2. Testing the Waters. It is common for businesses, even large ones, to “test the waters” with very limited runs to gauge interest and determine if they have adequate margins (i.e., that they are charging enough for their product to sustain the company). While a limited run in other industries might be ten thousand units of product, a small, niche community like ours requires a comparably much smaller run.
3. Scarcity/Success. Especially with early production runs, a company is striving to achieve sell-through. If all product is sold, and the product is well received, it can create a scarcity effect, whereby others who may have missed out on said product are lining up for it the next time it is available.
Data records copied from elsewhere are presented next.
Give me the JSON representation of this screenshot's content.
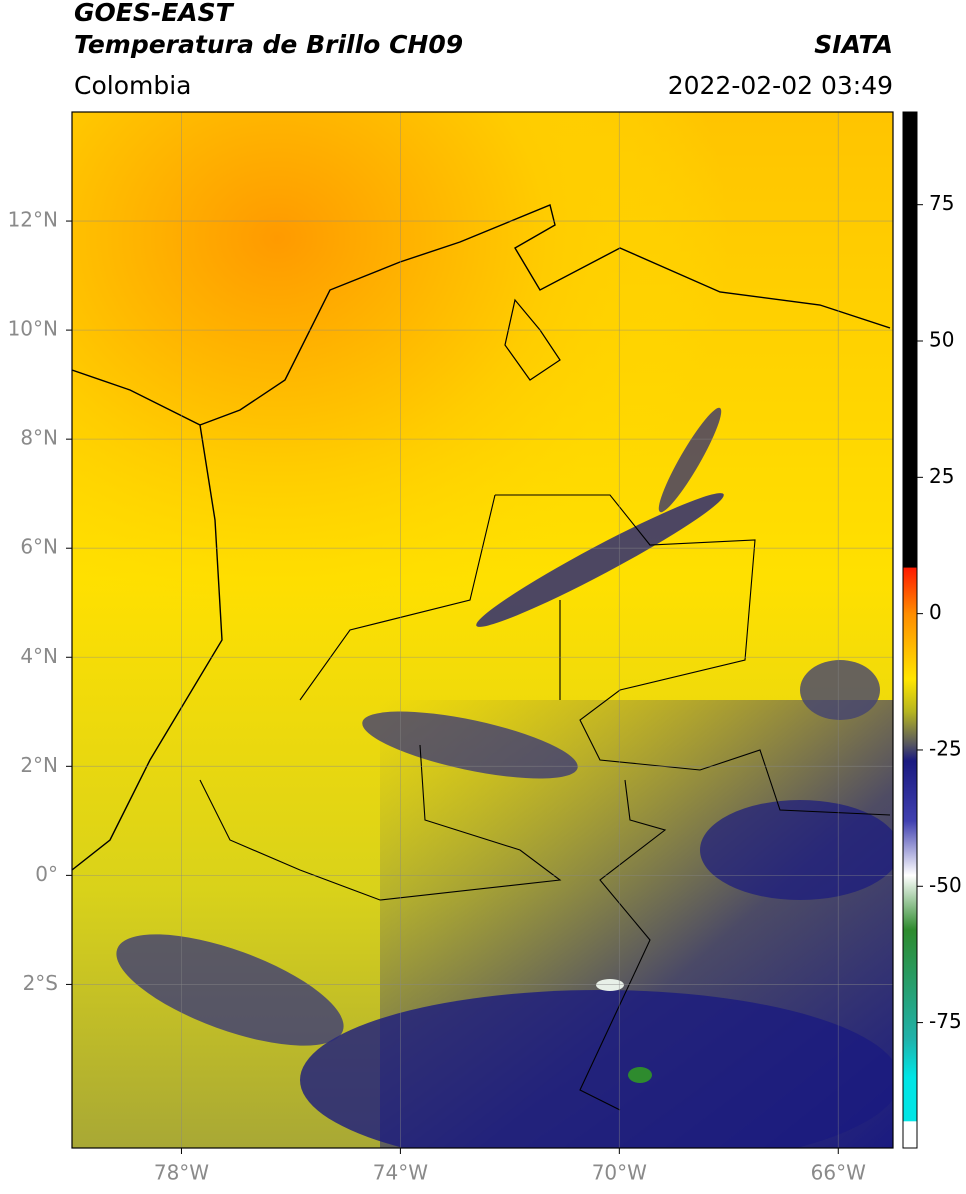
{
  "header": {
    "title": "GOES-EAST",
    "subtitle": "Temperatura de Brillo CH09",
    "region": "Colombia",
    "source": "SIATA",
    "timestamp": "2022-02-02 03:49"
  },
  "map": {
    "lon_range": [
      -80,
      -65
    ],
    "lat_range": [
      -5,
      14
    ],
    "grid": true,
    "lon_ticks": [
      {
        "value": -78,
        "label": "78°W"
      },
      {
        "value": -74,
        "label": "74°W"
      },
      {
        "value": -70,
        "label": "70°W"
      },
      {
        "value": -66,
        "label": "66°W"
      }
    ],
    "lat_ticks": [
      {
        "value": 12,
        "label": "12°N"
      },
      {
        "value": 10,
        "label": "10°N"
      },
      {
        "value": 8,
        "label": "8°N"
      },
      {
        "value": 6,
        "label": "6°N"
      },
      {
        "value": 4,
        "label": "4°N"
      },
      {
        "value": 2,
        "label": "2°N"
      },
      {
        "value": 0,
        "label": "0°"
      },
      {
        "value": -2,
        "label": "2°S"
      }
    ]
  },
  "colorbar": {
    "range": [
      -98,
      92
    ],
    "ticks": [
      75,
      50,
      25,
      0,
      -25,
      -50,
      -75
    ],
    "stops": [
      {
        "value": 92,
        "color": "#000000"
      },
      {
        "value": 8.5,
        "color": "#000000"
      },
      {
        "value": 8.4,
        "color": "#ff1a00"
      },
      {
        "value": 0,
        "color": "#ff8c00"
      },
      {
        "value": -12,
        "color": "#ffe600"
      },
      {
        "value": -18,
        "color": "#b5b520"
      },
      {
        "value": -24,
        "color": "#555560"
      },
      {
        "value": -27,
        "color": "#1a1a80"
      },
      {
        "value": -38,
        "color": "#4040b0"
      },
      {
        "value": -48,
        "color": "#ffffff"
      },
      {
        "value": -58,
        "color": "#2e8b2e"
      },
      {
        "value": -78,
        "color": "#20b2aa"
      },
      {
        "value": -85,
        "color": "#00e5e5"
      },
      {
        "value": -93,
        "color": "#00e5e5"
      },
      {
        "value": -93.2,
        "color": "#ffffff"
      },
      {
        "value": -98,
        "color": "#ffffff"
      }
    ]
  }
}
This is one way to generate “hype” around your product and may lead to future successful runs. If as a company your product always sells out, it may be assumed that the company is successful and has a great product. If it is assumed you have a great product, others may want to try your product. The fewer the units available for purchase, the easier (theoretically) it is to sell all of the product. There are a handful of yo-yo companies that have successfully used this limited run model (intentionally or otherwise) to generate a lot of buzz around their product. (Note: This is not a bad thing, and it wouldn’t work if their products weren’t great! ;))
I’m sure there are many other reasons that could have factored into Radical Seas, and other similarly situated small yo-yo companies, decision to produce the number of yo-yos they did, such as logistics, time, etc. Basic point is you probably aren’t going to flood the market with your product if you don’t have the money to do so and/or a history of very successful runs under your belt. None or all of the above may be applicable, just some random thoughts on a Saturday morning. I attribute anything accurate or inaccurate to my religious viewing of Shark Tank.